Philippe Petit, the tightrope walker who brought Manhattan to a halt

On August 7, 1974, at 7:15 in the morning, Manhattan wakes up as it always does. The noise of traffic beginning to rise from the streets, distant sirens, the hum of the city switching itself on. And then someone looks up. A black speck suspended between the Twin Towers, four hundred and eleven meters above the ground. A trick of perspective, perhaps. A bird. But the speck moves sideways, impossibly, along an invisible line in the dawn air.

Philippe Petit is standing on a steel cable less than three centimeters thick. Beneath him there is nothing. No net, no harness. Only a balancing pole and a sky that has become his carpet. He moves with deliberate slowness, as if walking on emptiness were the most natural thing in the world.

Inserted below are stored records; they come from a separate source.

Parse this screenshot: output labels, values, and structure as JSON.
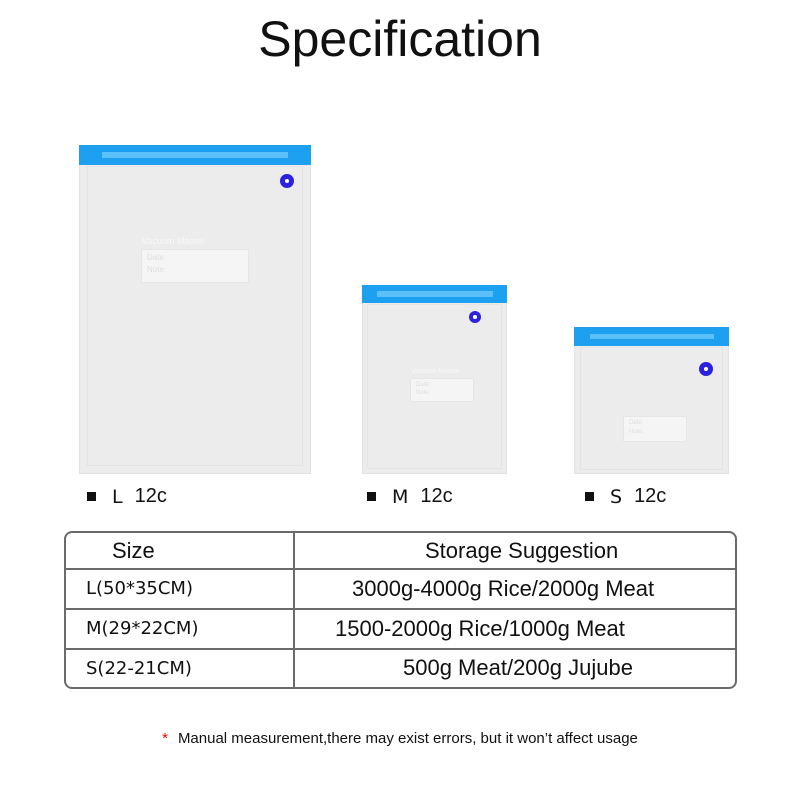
{
  "title": "Specification",
  "bags": [
    {
      "size": "L",
      "count": "12c",
      "brand": "Vacuum Master",
      "fields": [
        "Date:",
        "Note:"
      ]
    },
    {
      "size": "M",
      "count": "12c",
      "brand": "Vacuum Master",
      "fields": [
        "Date:",
        "Note:"
      ]
    },
    {
      "size": "S",
      "count": "12c",
      "fields": [
        "Date:",
        "Note:"
      ]
    }
  ],
  "colors": {
    "zipper": "#1ea0f0",
    "valve": "#2a22e0",
    "note_star": "#e00000"
  },
  "table": {
    "headers": [
      "Size",
      "Storage Suggestion"
    ],
    "rows": [
      [
        "L(50*35CM)",
        "3000g-4000g Rice/2000g Meat"
      ],
      [
        "M(29*22CM)",
        "1500-2000g Rice/1000g Meat"
      ],
      [
        "S(22-21CM)",
        "500g Meat/200g Jujube"
      ]
    ]
  },
  "note": {
    "star": "*",
    "text": "Manual measurement,there may exist errors, but it won’t affect usage"
  }
}
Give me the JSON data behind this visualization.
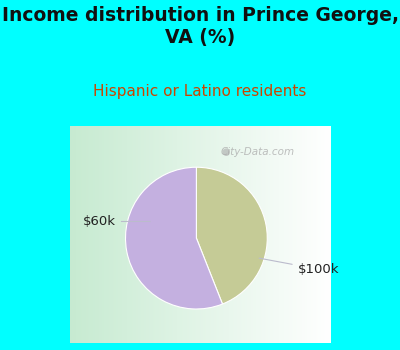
{
  "title": "Income distribution in Prince George,\nVA (%)",
  "subtitle": "Hispanic or Latino residents",
  "slices": [
    {
      "label": "$60k",
      "value": 44,
      "color": "#c5cb96"
    },
    {
      "label": "$100k",
      "value": 56,
      "color": "#c4b0e0"
    }
  ],
  "title_fontsize": 13.5,
  "subtitle_fontsize": 11,
  "title_color": "#111111",
  "subtitle_color": "#cc4400",
  "bg_color_top": "#00ffff",
  "chart_bg_left": "#c8f0d8",
  "chart_bg_right": "#f0f8ff",
  "watermark": "City-Data.com",
  "startangle": 90
}
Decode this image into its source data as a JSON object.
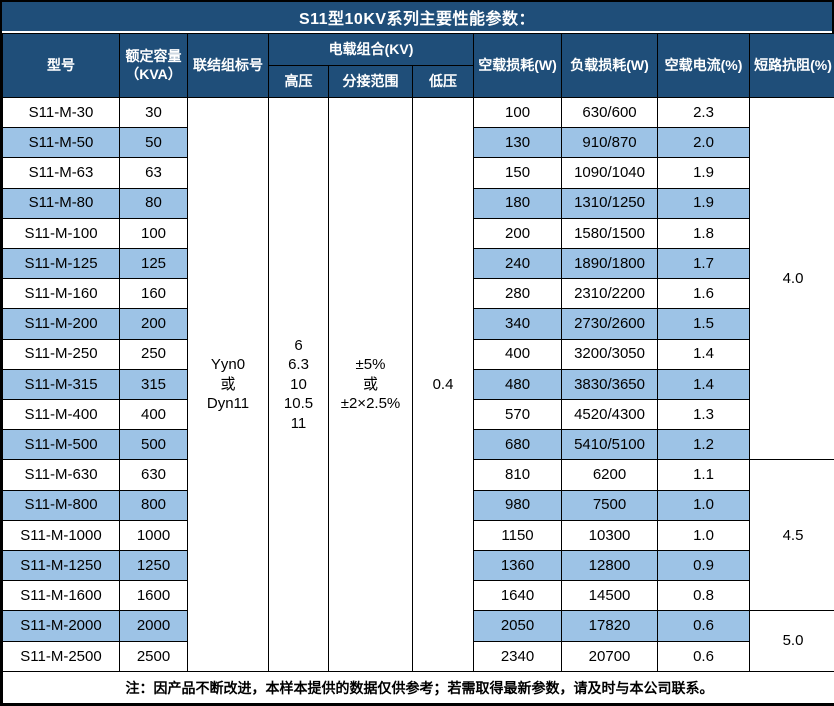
{
  "title": "S11型10KV系列主要性能参数：",
  "colors": {
    "header_bg": "#1F4E79",
    "stripe": "#9DC3E6",
    "border": "#000000",
    "header_text": "#FFFFFF",
    "body_text": "#000000"
  },
  "table": {
    "headers": {
      "model": "型号",
      "capacity_line1": "额定容量",
      "capacity_line2": "（KVA）",
      "connection": "联结组标号",
      "voltage_group": "电载组合(KV)",
      "hv": "高压",
      "tap": "分接范围",
      "lv": "低压",
      "noload_loss": "空载损耗(W)",
      "load_loss": "负载损耗(W)",
      "noload_current": "空载电流(%)",
      "impedance": "短路抗阻(%)"
    },
    "merged": {
      "connection": [
        "Yyn0",
        "或",
        "Dyn11"
      ],
      "hv": [
        "6",
        "6.3",
        "10",
        "10.5",
        "11"
      ],
      "tap": [
        "±5%",
        "或",
        "±2×2.5%"
      ],
      "lv": "0.4"
    },
    "rows": [
      {
        "model": "S11-M-30",
        "capacity": "30",
        "noload": "100",
        "load": "630/600",
        "current": "2.3"
      },
      {
        "model": "S11-M-50",
        "capacity": "50",
        "noload": "130",
        "load": "910/870",
        "current": "2.0"
      },
      {
        "model": "S11-M-63",
        "capacity": "63",
        "noload": "150",
        "load": "1090/1040",
        "current": "1.9"
      },
      {
        "model": "S11-M-80",
        "capacity": "80",
        "noload": "180",
        "load": "1310/1250",
        "current": "1.9"
      },
      {
        "model": "S11-M-100",
        "capacity": "100",
        "noload": "200",
        "load": "1580/1500",
        "current": "1.8"
      },
      {
        "model": "S11-M-125",
        "capacity": "125",
        "noload": "240",
        "load": "1890/1800",
        "current": "1.7"
      },
      {
        "model": "S11-M-160",
        "capacity": "160",
        "noload": "280",
        "load": "2310/2200",
        "current": "1.6"
      },
      {
        "model": "S11-M-200",
        "capacity": "200",
        "noload": "340",
        "load": "2730/2600",
        "current": "1.5"
      },
      {
        "model": "S11-M-250",
        "capacity": "250",
        "noload": "400",
        "load": "3200/3050",
        "current": "1.4"
      },
      {
        "model": "S11-M-315",
        "capacity": "315",
        "noload": "480",
        "load": "3830/3650",
        "current": "1.4"
      },
      {
        "model": "S11-M-400",
        "capacity": "400",
        "noload": "570",
        "load": "4520/4300",
        "current": "1.3"
      },
      {
        "model": "S11-M-500",
        "capacity": "500",
        "noload": "680",
        "load": "5410/5100",
        "current": "1.2"
      },
      {
        "model": "S11-M-630",
        "capacity": "630",
        "noload": "810",
        "load": "6200",
        "current": "1.1"
      },
      {
        "model": "S11-M-800",
        "capacity": "800",
        "noload": "980",
        "load": "7500",
        "current": "1.0"
      },
      {
        "model": "S11-M-1000",
        "capacity": "1000",
        "noload": "1150",
        "load": "10300",
        "current": "1.0"
      },
      {
        "model": "S11-M-1250",
        "capacity": "1250",
        "noload": "1360",
        "load": "12800",
        "current": "0.9"
      },
      {
        "model": "S11-M-1600",
        "capacity": "1600",
        "noload": "1640",
        "load": "14500",
        "current": "0.8"
      },
      {
        "model": "S11-M-2000",
        "capacity": "2000",
        "noload": "2050",
        "load": "17820",
        "current": "0.6"
      },
      {
        "model": "S11-M-2500",
        "capacity": "2500",
        "noload": "2340",
        "load": "20700",
        "current": "0.6"
      }
    ],
    "impedance_groups": [
      {
        "value": "4.0",
        "start": 0,
        "span": 12
      },
      {
        "value": "4.5",
        "start": 12,
        "span": 5
      },
      {
        "value": "5.0",
        "start": 17,
        "span": 2
      }
    ]
  },
  "footer_note": "注：因产品不断改进，本样本提供的数据仅供参考；若需取得最新参数，请及时与本公司联系。"
}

People stop in the streets. Some point. Others stand frozen, necks bent backward. Traffic slows. Horns blare but no one truly hears them, because everyone is looking up, toward that point where gravity should exist but seems to have decided to take a break.

Petit crosses once. Then he comes back. Eight crossings in forty-five minutes, back and forth as if strolling through a park. At one point he stops — and this is when the world holds its breath — he kneels on the wire, sits down, lies completely flat, stretched out on the steel four hundred meters above the ground, and looks at the sky above him. The last stars of dawn are disappearing. He salutes them.

On the towers, police officers stand terrified and powerless. They call to him, motion for him to come down. Petit looks at them, rises, and crosses again. It is a dance, a gentle taunt to authorities who can do nothing but wait. He is free up there, freer than he will ever be once he descends. The wire sings beneath his feet — “one must move gently, without disturbing the song of the wire,” he would later write in his Treatise on Tightrope Walking.

Below, Manhattan continues to pause. Construction workers, secretaries, taxi drivers. All with their faces turned upward. Because what is happening up there makes no sense, and yet it makes perfect sense. A man caressing the sky as if it were something solid.

When he finally comes down, they arrest him. The prosecutor drops the charges and sentences him to perform for children in Central Park. The Port Authority grants him a lifetime pass to the roof of the Twin Towers. As if to say: come back whenever you like, marvelous madman.

Petit was a teenager when he first saw a photograph of the Towers under construction, in a magazine in a dentist’s office. He decided that his place was exactly there, suspended between two points in the sky. It took him years to plan it: rented helicopters, scale models, nighttime infiltrations. An artistic crime. Because no one had given him permission. Who would ever grant permission to walk on emptiness?

Before the Towers there had been the bell towers of Notre-Dame Cathedral, the Sydney Harbour Bridge. Expelled from five schools, arrested more than five hundred times. Entirely self-taught. “Limits exist only in the soul of those who lack dreams,” he wrote.

Today he is seventy-five years old and still walks on wires, though now at six meters instead of four hundred, in the cathedral of Cathedral of Saint John the Divine. Still without a net.

That August morning, for forty-five minutes, air became ground and emptiness became home. And someone looked up and understood that the space between two points is never truly empty, if you have the stubbornness to cross it.